AUSTINTOWN Local GE workers join strike threat over health care
GE says it will continue to fill customer orders if there is a strike.
VINDICATOR STAFF/WIRE REPORT
AUSTINTOWN -- Hundreds of General Electric Co. employees in the Mahoning Valley are among thousands of GE workers nationwide who are threatening a strike to protest rising health insurance payments.
It would be the Connecticut-based conglomerate's first national strike in more than 30 years.
GE said the strike would involve about 17,500 employees at the company's manufacturing plants. Union officials say the strike could involve at least 20,000 workers.
Locally, the walkout would include about 115 at GE's Austintown plant and more than 500 at its Ohio Lamp Plant in Warren, said Janet Bernard, president of International Union of Electrical Workers-Communications Workers of America Local 734, which represents the workers.
Union officials are also hoping that 200 union workers at GE's Niles plant will join them, Bernard said. Those employees are represented by another union, United Electrical Workers, but their contract is the same.
The objection
Employees are protesting GE's decision to increase co-payments for health insurance Jan. 1. GE says the increases would cost the average employee about $200 a year and follow sharply rising health care costs.
"We know that health care is a major issue and it's going up for everybody," Bernard said, "but we don't think it's fair that the company says it can't provide for its people when it's making such huge profits."
The last national strike by GE employees was in 1969, when workers were off the job for about 14 weeks. This time, the strike is expected to be much shorter.
"I think we're talking about a strike of a relatively short duration -- I'd say a week or less," said Douglas Meyer, research director for the IUE-CWA.
Meyer said he expects the strike to begin later this month or in early February.
"It is definitely going to occur in the next several weeks," he said.
Union officials passed a resolution last month calling for a strike after Jan. 1.
Other businesses
GE, based in Fairfield, Conn., also makes jet engines and power turbines, and owns the NBC television network.

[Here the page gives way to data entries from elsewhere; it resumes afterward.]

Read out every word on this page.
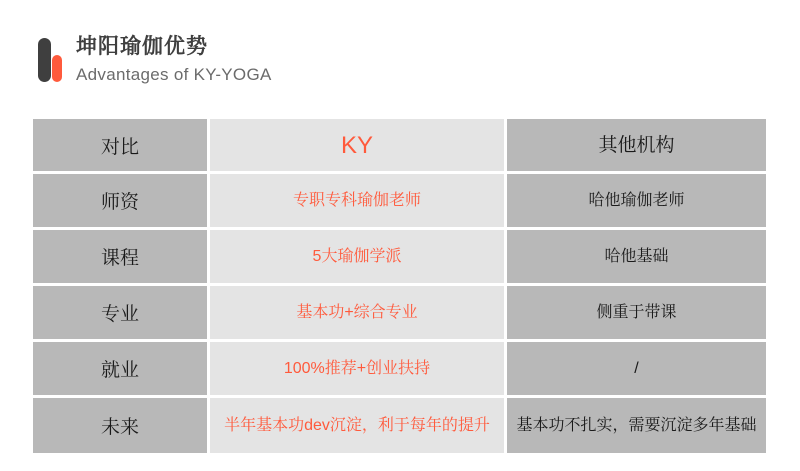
坤阳瑜伽优势
Advantages of KY-YOGA
对比	KY	其他机构
师资	专职专科瑜伽老师	哈他瑜伽老师
课程	5大瑜伽学派	哈他基础
专业	基本功+综合专业	侧重于带课
就业	100%推荐+创业扶持	/
未来	半年基本功dev沉淀，利于每年的提升	基本功不扎实，需要沉淀多年基础
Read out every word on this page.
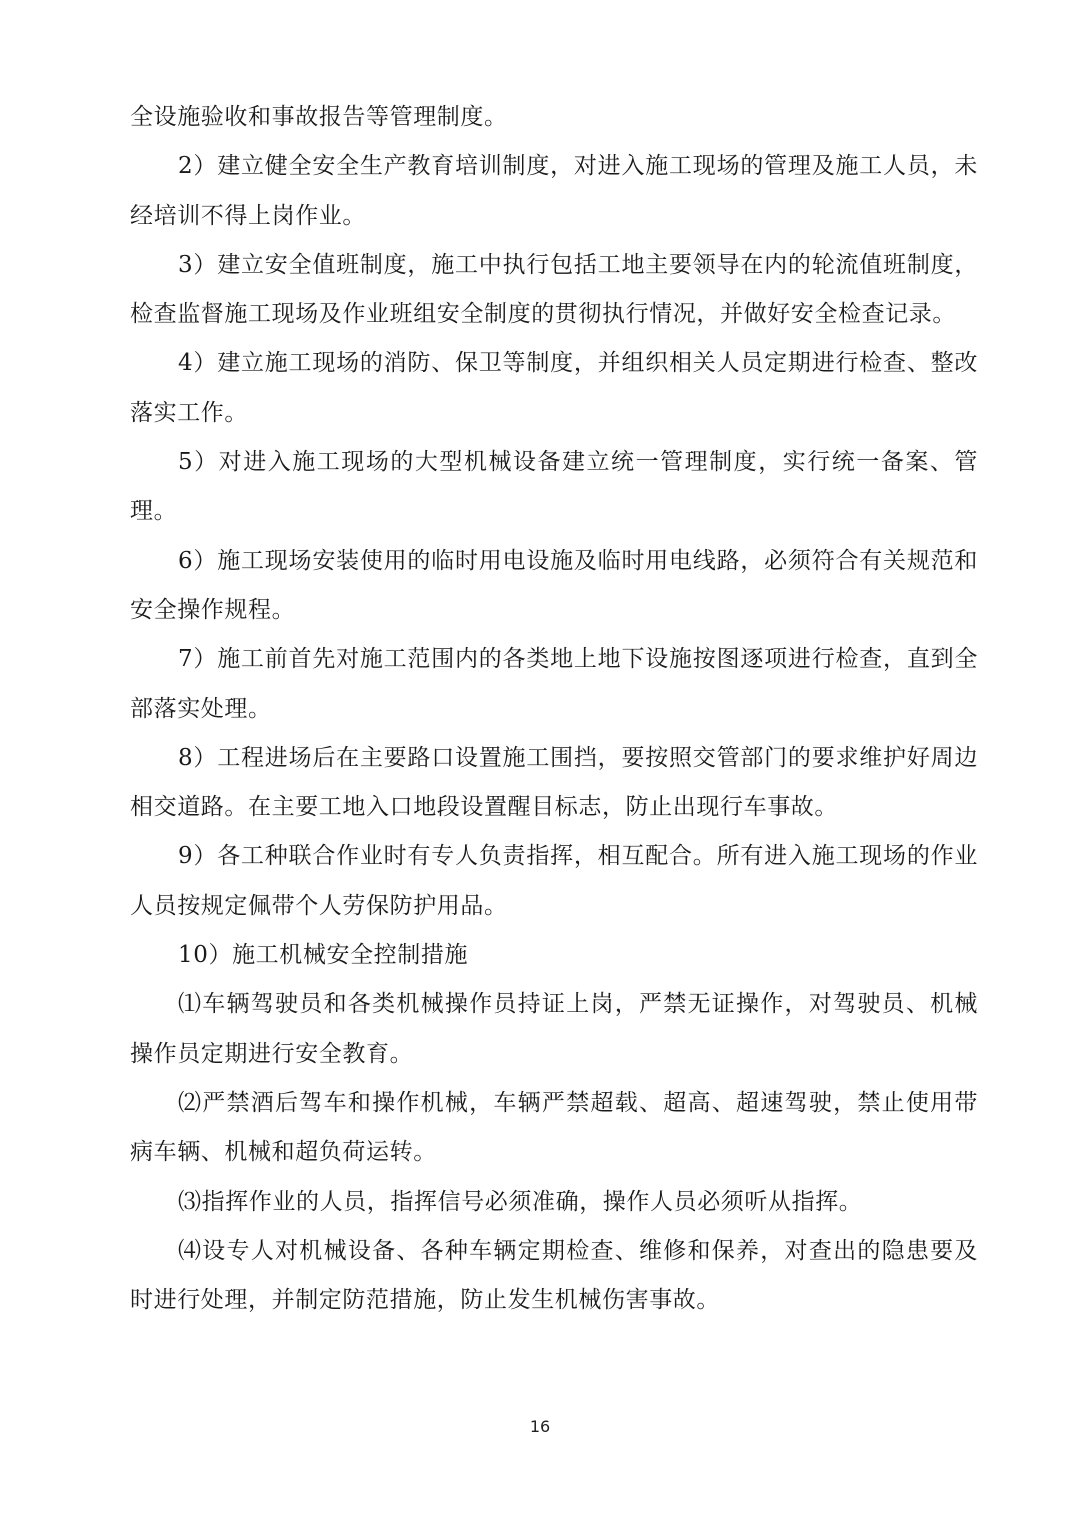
全设施验收和事故报告等管理制度。

2）建立健全安全生产教育培训制度，对进入施工现场的管理及施工人员，未经培训不得上岗作业。

3）建立安全值班制度，施工中执行包括工地主要领导在内的轮流值班制度，检查监督施工现场及作业班组安全制度的贯彻执行情况，并做好安全检查记录。

4）建立施工现场的消防、保卫等制度，并组织相关人员定期进行检查、整改落实工作。

5）对进入施工现场的大型机械设备建立统一管理制度，实行统一备案、管理。

6）施工现场安装使用的临时用电设施及临时用电线路，必须符合有关规范和安全操作规程。

7）施工前首先对施工范围内的各类地上地下设施按图逐项进行检查，直到全部落实处理。

8）工程进场后在主要路口设置施工围挡，要按照交管部门的要求维护好周边相交道路。在主要工地入口地段设置醒目标志，防止出现行车事故。

9）各工种联合作业时有专人负责指挥，相互配合。所有进入施工现场的作业人员按规定佩带个人劳保防护用品。

10）施工机械安全控制措施

⑴车辆驾驶员和各类机械操作员持证上岗，严禁无证操作，对驾驶员、机械操作员定期进行安全教育。

⑵严禁酒后驾车和操作机械，车辆严禁超载、超高、超速驾驶，禁止使用带病车辆、机械和超负荷运转。

⑶指挥作业的人员，指挥信号必须准确，操作人员必须听从指挥。

⑷设专人对机械设备、各种车辆定期检查、维修和保养，对查出的隐患要及时进行处理，并制定防范措施，防止发生机械伤害事故。

16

GE and the unions are not negotiating to resolve the issue. Union officials say the strike targets negotiations planned this spring for a new contract when GE will seek additional increases in the amount employees pay for health insurance.
Company officials say GE will weather the strike, which would affect about 6 percent of its global work force of 310,000.
"We plan to continue to meet the needs of our customers," spokesman Gary Sheffer said.
Soaring costs
Similar to many other companies, health care costs at GE have soared. Its health care costs have gone up by more than 40 percent in four years, from $965 million in 1999 to $1.4 billion last year, officials say.
"We've seen dramatic increases, with the increases expected to continue for the foreseeable future," Sheffer said.
GE has pledged to not increase co-payments in the new contract for most medical services, he said.
Union officials said the increase amounts to a shift of about $30 million from the company to workers, and that older workers will be especially hard hit because they rely on prescription drugs and other medical services.
"Who is in a better position to bear the cost? Is it a $300 billion corporation or some hourly worker having enough difficulty making ends meet from week to week?" asked Stephen Tormey, secretary of the United Electrical Radio and Machine Workers of America, which represents about 5,000 GE employees.
Union officials also say that GE profits substantially from rising health-care costs as a maker of medical equipment and providing insurance through its finance arm.